Twitter Sentiment Analysis with Passive Aggressive Classifier
The Passive Aggressive Classifier is like a stubborn but adaptable learner in the world of machine learning. It's designed to quickly adapt to new data streams while being resistant to changes that might not be significant. Imagine it as a student who learns from new examples but doesn't change their understanding drastically unless absolutely necessary. When faced with a new data point, it decides whether to update its model aggressively if the new information contradicts its current understanding, or passively if it aligns with what it already knows. This flexibility makes it particularly useful for tasks like text classification or online learning scenarios where data comes in sequentially.

In [None]:
import pandas as pd
from sklearn.model_selection import train_test_split
from sklearn.feature_extraction.text import TfidfVectorizer
from sklearn.linear_model import PassiveAggressiveClassifier
from sklearn.metrics import accuracy_score, confusion_matrix

from bs4 import BeautifulSoup
import re
import nltk
from nltk.corpus import stopwords

In [None]:
df_train = pd.read_csv('/kaggle/input/twitter-entity-sentiment-analysis/twitter_training.csv', header = None)

In [None]:
df_train.head()

In [None]:
df_train.columns = ['ID', 'Category', 'Sentiment', 'Text']

In [None]:
df_train.columns

In [None]:
df_test = pd.read_csv('/kaggle/input/twitter-entity-sentiment-analysis/twitter_validation.csv', header = None)

In [None]:
df_test.head()

In [None]:
df_test.columns = ['ID', 'Category', 'Sentiment', 'Text']

In [None]:
df_test.columns

In [None]:
df_train.isnull().sum()

In [None]:
df_train.isnull().sum()

In [None]:
df_test.isnull().sum()

In [None]:
df_train = df_train.dropna()

In [None]:
nltk.download('stopwords')
stop_words = set(stopwords.words('english'))

In [None]:
def remove_html_tags(text):
    soup = BeautifulSoup(text, 'html.parser')
    return soup.get_text()

def remove_symbols(text):
    pattern = r'[^A-Za-z\s]'
    text = re.sub(pattern, '', text)
    text = ' '.join([word for word in text.split() if word.lower() not in stop_words])
    return text

# Clean text column
df_train['Text'] = df_train['Text'].apply(lambda x: remove_html_tags(x))
df_train['Text'] = df_train['Text'].apply(lambda x: remove_symbols(x))

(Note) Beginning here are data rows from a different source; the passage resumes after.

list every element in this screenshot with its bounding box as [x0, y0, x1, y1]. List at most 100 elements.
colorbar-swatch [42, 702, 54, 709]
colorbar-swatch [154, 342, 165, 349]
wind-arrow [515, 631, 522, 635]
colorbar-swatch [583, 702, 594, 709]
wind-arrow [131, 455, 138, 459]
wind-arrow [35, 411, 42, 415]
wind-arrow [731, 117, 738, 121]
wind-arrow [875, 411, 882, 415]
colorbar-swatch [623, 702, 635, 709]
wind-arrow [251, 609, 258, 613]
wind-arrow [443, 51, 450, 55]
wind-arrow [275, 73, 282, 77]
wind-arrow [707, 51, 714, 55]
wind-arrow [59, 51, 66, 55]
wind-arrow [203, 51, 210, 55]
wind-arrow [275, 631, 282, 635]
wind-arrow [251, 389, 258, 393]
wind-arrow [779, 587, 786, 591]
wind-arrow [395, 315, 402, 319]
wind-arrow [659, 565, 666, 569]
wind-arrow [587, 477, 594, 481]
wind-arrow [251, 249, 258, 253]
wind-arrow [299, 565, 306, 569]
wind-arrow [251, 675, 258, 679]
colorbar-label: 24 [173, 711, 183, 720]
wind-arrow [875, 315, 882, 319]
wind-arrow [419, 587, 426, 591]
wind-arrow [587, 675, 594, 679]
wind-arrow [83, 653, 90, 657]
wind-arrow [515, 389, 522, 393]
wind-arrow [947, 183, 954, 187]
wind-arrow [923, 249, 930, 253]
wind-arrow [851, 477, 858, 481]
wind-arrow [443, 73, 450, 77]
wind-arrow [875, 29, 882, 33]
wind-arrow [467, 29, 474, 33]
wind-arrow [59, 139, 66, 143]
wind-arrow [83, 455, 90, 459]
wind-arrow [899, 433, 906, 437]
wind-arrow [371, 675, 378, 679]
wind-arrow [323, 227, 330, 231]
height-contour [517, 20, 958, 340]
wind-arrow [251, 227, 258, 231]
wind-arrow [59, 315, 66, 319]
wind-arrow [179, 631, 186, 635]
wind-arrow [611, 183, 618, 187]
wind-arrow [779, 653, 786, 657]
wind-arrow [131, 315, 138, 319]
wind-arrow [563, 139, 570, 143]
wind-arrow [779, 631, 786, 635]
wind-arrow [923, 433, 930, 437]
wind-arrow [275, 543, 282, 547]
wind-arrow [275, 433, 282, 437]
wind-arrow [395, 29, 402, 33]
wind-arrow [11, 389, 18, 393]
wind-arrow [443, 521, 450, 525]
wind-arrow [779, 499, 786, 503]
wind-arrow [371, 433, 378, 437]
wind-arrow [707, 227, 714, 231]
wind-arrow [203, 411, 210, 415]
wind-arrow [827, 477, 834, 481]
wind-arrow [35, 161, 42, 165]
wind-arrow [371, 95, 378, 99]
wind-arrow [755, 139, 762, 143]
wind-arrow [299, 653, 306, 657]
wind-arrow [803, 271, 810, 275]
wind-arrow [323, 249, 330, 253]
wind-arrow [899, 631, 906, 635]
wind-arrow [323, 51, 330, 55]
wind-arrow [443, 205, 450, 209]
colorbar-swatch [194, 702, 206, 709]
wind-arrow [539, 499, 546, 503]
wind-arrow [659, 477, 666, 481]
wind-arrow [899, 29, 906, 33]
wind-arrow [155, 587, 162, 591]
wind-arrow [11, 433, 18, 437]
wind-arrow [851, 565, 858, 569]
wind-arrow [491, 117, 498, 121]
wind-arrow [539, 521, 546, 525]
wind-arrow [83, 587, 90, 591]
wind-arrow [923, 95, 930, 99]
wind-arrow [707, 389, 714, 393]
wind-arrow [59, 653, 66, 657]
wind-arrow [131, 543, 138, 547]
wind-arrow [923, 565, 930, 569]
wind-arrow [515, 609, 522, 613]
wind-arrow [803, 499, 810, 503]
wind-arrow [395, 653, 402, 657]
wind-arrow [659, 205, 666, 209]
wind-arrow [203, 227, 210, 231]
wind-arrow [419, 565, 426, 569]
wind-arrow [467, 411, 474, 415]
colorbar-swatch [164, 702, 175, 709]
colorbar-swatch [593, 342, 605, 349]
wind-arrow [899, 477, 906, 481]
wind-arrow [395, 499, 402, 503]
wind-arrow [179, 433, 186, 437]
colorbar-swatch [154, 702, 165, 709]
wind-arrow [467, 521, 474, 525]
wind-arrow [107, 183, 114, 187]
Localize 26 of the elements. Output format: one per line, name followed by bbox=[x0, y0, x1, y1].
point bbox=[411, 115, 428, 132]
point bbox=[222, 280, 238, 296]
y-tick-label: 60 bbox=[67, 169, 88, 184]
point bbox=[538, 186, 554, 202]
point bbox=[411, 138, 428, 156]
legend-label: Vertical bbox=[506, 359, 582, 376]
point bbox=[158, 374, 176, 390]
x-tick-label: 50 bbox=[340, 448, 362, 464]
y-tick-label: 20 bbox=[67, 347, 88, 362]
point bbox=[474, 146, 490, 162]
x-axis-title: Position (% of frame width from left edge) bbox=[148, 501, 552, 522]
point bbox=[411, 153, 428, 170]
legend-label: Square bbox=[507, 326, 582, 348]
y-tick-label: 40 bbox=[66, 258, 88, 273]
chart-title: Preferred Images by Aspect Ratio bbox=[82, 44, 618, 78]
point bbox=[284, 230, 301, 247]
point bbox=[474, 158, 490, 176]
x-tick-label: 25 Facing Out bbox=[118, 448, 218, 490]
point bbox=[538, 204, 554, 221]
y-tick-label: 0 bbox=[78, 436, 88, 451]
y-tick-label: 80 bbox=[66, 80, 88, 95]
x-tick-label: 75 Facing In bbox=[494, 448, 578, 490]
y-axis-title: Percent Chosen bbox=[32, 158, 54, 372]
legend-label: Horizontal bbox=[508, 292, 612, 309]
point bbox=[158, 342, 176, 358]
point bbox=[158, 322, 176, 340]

df_test['Text'] = df_test['Text'].apply(lambda x: remove_html_tags(x))
df_test['Text'] = df_test['Text'].apply(lambda x: remove_symbols(x))

In [None]:
X_train = df_train['Text']
y_train = df_train.Sentiment

X_test = df_test['Text']
y_test = df_test.Sentiment

In [None]:
tfidf_vectorizer = TfidfVectorizer(stop_words = 'english', max_df = 0.7)

tfidf_train = tfidf_vectorizer.fit_transform(X_train)
tfidf_test = tfidf_vectorizer.transform(X_test)

In [None]:
pac = PassiveAggressiveClassifier(max_iter = 50)
pac.fit(tfidf_train, y_train)

In [None]:
y_pred = pac.predict(tfidf_test)
score = accuracy_score(y_test, y_pred)

In [None]:
print(f'Acc: {round(score*100, 2)}%')

In [None]:
confusion_matrix(y_test, y_pred, labels = ['Neutral', 'Positive', 'Negative'])